Foto: Stephan Schlachter/Shutterstock.com

Hoffnungslosigkeit und Ohnmachtsgefühle sind der ideale Nährboden für Neoliberalismus und Krieg. Dem setzt Rubikon ein Mutmach-Special entgegen, das vom 18. bis 22. Februar 2020 erscheint.

  • Elisa Gratias, Jens Lehrich, Jens Wernicke

Eine bessere Welt ist nötig. Möglich wird sie aber erst, wenn viele Menschen die tiefe Sehnsucht danach in sich spüren und zulassen. Und wenn sie zugleich den Mut in sich entwickeln, bei starkem Gegenwind voranzuschreiten — denn die Mächtigen wollen uns nicht als glückliche, voll verwirklichte Menschen. Bürger mit starkem Defizit-Empfinden sind leichter manipulierbar. Oft gilt die Absicht, es sich gut gehen zu lassen und an der eigenen Persönlichkeit zu arbeiten unter politischen „Köpfen“ als irrelevant oder gar konterrevolutionär. Das ist ein Trugschluss. Nur Menschen, die mit sich im Reinen und davon überzeugt sind, dass sie Besseres verdienen, werden sich ihr Recht auf ein erfülltes Leben auch erkämpfen. In einer Gesellschaft, in der wir gezwungen werden sollen, uns in eine graue Welt zu fügen, führt der Weg zum Glück daher über den Ungehorsam. Der Rubikon feiert den freudvollen Widerstand mit einem Themen-Special.
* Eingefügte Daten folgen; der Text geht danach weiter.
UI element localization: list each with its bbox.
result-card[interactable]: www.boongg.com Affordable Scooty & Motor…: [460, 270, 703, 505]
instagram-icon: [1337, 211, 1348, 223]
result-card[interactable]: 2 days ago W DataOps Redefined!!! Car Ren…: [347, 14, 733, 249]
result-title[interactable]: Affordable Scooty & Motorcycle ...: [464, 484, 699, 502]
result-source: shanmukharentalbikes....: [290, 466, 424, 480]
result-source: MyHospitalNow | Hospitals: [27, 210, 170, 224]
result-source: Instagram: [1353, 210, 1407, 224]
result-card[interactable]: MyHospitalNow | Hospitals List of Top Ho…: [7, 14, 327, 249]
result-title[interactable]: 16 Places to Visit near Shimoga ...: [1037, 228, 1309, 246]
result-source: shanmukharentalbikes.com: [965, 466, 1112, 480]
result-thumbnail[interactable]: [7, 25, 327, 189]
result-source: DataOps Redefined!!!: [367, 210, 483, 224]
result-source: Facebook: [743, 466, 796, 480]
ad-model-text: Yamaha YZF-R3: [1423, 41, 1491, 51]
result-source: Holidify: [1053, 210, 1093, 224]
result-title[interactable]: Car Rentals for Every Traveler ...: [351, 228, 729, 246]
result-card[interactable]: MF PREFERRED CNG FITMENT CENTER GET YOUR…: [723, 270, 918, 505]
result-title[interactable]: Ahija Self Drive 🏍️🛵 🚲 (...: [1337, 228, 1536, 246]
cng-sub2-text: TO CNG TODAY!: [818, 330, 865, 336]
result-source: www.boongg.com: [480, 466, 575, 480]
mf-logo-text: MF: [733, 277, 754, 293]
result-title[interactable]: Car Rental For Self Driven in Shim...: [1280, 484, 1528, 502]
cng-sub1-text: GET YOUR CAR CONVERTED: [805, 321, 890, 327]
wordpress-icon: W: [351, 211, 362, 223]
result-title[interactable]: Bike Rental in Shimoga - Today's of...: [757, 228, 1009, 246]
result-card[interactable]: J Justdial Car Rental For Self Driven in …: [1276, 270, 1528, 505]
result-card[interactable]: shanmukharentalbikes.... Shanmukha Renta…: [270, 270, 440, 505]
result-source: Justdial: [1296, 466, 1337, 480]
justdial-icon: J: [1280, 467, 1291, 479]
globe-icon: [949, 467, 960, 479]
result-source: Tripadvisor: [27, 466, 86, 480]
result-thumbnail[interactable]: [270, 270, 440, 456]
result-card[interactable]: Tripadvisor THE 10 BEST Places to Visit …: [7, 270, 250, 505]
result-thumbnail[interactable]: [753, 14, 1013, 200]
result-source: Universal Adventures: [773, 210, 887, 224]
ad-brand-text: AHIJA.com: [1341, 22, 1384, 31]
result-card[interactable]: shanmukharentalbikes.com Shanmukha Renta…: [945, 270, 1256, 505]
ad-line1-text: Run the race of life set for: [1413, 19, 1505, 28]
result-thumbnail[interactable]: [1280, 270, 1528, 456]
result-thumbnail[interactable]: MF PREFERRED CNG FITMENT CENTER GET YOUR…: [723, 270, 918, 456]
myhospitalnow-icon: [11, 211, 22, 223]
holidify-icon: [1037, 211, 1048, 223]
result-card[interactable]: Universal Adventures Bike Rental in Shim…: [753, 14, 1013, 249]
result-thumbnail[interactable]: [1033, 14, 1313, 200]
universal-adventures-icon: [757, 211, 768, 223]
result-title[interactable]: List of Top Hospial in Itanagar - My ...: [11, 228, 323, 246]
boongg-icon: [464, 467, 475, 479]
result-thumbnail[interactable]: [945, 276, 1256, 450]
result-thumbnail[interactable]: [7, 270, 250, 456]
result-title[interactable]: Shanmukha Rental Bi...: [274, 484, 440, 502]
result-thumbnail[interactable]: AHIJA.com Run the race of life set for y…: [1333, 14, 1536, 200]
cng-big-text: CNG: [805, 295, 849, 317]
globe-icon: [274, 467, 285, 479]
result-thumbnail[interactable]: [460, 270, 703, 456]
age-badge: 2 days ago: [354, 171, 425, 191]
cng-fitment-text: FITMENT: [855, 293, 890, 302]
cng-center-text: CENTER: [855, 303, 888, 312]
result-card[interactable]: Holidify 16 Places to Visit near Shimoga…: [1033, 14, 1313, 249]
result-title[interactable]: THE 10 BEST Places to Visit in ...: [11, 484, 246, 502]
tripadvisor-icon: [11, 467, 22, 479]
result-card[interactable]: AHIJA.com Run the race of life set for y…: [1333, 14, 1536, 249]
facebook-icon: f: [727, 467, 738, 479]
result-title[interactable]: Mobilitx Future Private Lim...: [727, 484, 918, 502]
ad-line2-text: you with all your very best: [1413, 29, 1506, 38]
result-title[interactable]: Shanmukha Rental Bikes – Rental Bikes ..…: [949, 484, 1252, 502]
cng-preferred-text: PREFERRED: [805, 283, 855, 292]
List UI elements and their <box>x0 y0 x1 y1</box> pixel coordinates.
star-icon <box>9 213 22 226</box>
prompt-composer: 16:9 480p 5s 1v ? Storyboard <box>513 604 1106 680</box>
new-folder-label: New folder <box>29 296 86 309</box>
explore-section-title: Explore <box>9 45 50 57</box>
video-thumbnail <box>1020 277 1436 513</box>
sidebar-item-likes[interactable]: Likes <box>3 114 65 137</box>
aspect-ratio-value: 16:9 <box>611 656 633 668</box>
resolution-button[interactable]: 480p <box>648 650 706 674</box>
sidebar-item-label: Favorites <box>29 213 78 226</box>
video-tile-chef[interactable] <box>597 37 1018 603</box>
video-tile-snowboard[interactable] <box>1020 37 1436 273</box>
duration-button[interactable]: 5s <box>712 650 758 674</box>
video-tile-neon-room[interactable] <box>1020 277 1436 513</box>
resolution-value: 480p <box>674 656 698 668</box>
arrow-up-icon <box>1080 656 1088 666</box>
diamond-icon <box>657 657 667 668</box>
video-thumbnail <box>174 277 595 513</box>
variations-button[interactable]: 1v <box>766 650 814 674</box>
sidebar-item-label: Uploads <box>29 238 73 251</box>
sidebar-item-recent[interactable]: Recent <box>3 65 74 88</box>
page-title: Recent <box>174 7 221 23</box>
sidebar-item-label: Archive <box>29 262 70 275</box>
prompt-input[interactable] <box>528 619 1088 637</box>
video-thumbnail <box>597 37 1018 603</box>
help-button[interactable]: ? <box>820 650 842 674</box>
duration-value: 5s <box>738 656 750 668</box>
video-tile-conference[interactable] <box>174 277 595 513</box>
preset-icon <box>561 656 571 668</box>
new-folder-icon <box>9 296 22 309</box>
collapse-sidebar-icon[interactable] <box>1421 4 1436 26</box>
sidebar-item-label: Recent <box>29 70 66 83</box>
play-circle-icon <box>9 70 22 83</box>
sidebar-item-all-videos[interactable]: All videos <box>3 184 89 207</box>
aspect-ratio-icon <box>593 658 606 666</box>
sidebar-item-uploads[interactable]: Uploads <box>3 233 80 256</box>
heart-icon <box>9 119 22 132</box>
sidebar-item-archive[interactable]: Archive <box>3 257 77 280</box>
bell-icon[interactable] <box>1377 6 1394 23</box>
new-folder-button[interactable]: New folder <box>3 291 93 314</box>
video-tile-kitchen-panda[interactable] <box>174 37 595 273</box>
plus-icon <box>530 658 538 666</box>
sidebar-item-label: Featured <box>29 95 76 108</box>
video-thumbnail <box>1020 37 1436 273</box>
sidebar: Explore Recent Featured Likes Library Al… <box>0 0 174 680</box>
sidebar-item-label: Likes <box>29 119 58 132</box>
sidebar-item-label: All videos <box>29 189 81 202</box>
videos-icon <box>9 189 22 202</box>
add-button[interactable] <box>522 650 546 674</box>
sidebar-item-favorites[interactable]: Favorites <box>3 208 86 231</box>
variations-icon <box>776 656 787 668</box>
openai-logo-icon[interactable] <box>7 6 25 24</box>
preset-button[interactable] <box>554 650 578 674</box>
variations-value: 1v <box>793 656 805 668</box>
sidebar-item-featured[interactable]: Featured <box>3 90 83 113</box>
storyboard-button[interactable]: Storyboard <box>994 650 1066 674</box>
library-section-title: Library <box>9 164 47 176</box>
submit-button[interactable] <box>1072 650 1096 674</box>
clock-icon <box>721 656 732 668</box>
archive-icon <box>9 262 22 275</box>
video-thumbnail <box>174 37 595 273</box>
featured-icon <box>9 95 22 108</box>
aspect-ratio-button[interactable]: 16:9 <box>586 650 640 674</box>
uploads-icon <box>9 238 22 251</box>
„Es ist eine der wichtigsten Strategien psychologischer Kriegsführung, uns unser Recht auf ein schönes und erfülltes Leben auszureden! Leiden gehört zum Menschsein. Ein erfülltes Leben allerdings auch. Es liegt also in unserer Verantwortung, dem Bewusstsein für Leid ein Bewusstsein für die Schönheit des Lebens zur Seite zu stellen“, schreibt Christiane Borowy im Rubikon-Buch „Nur Mut!“.

Ähnlich sieht es auch Rubikon-Herausgeber Jens Wernicke:

„Wenn wir nicht daran glauben, dass wir es wert sind, gut behandelt und geliebt zu werden, neigen wir dazu, uns den Interessen und Ideologien der Mächtigen zu unterwerfen. Dann geben wir ein ums andere Mal klein bei, wenn man uns den nächsten Krieg oder Maßnahmen gegen unser aller Wohl zu ‚verkaufen‘ sucht — denn die anderen wissen ja, was ‚für uns alle‘ das Beste ist. Die Errichtung einer besseren, menschlicheren Welt beginnt daher stets bei der Wiederentdeckung der eigenen Würde, dem festen Glauben an sie und unsere ureigene Wahrnehmung: Nur, wenn wir uns selbst wertschätzen und unseren Gefühlen trauen, können wir Lüge, Verrat und Missbrauch erkennen und ihnen widerstehen.“

Oder, um es mit Arno Gruen zu sagen:

„Eine bessere Welt ist keine Phantasie eines verlorenen Paradieses. Eine bessere Welt wird sichtbar, wenn der verblendete Gehorsam aufgebrochen wird und sich in echte zwischenmenschliche Empathie verwandelt.“

In diesem Sinne hat jeder einzelne von uns große Macht, die Welt zu einem besseren Ort zu machen.

Dazu braucht es den Mut, auch in hoffnungslos erscheinenden Zeiten, auch in einem Umfeld von „Das ist ja schön und gut, aber…“-Sagern die Flamme der Begeisterung für das, was uns wichtig ist, in uns zu entzünden und uns selbst und unserem Umfeld damit Wärme zu spenden. …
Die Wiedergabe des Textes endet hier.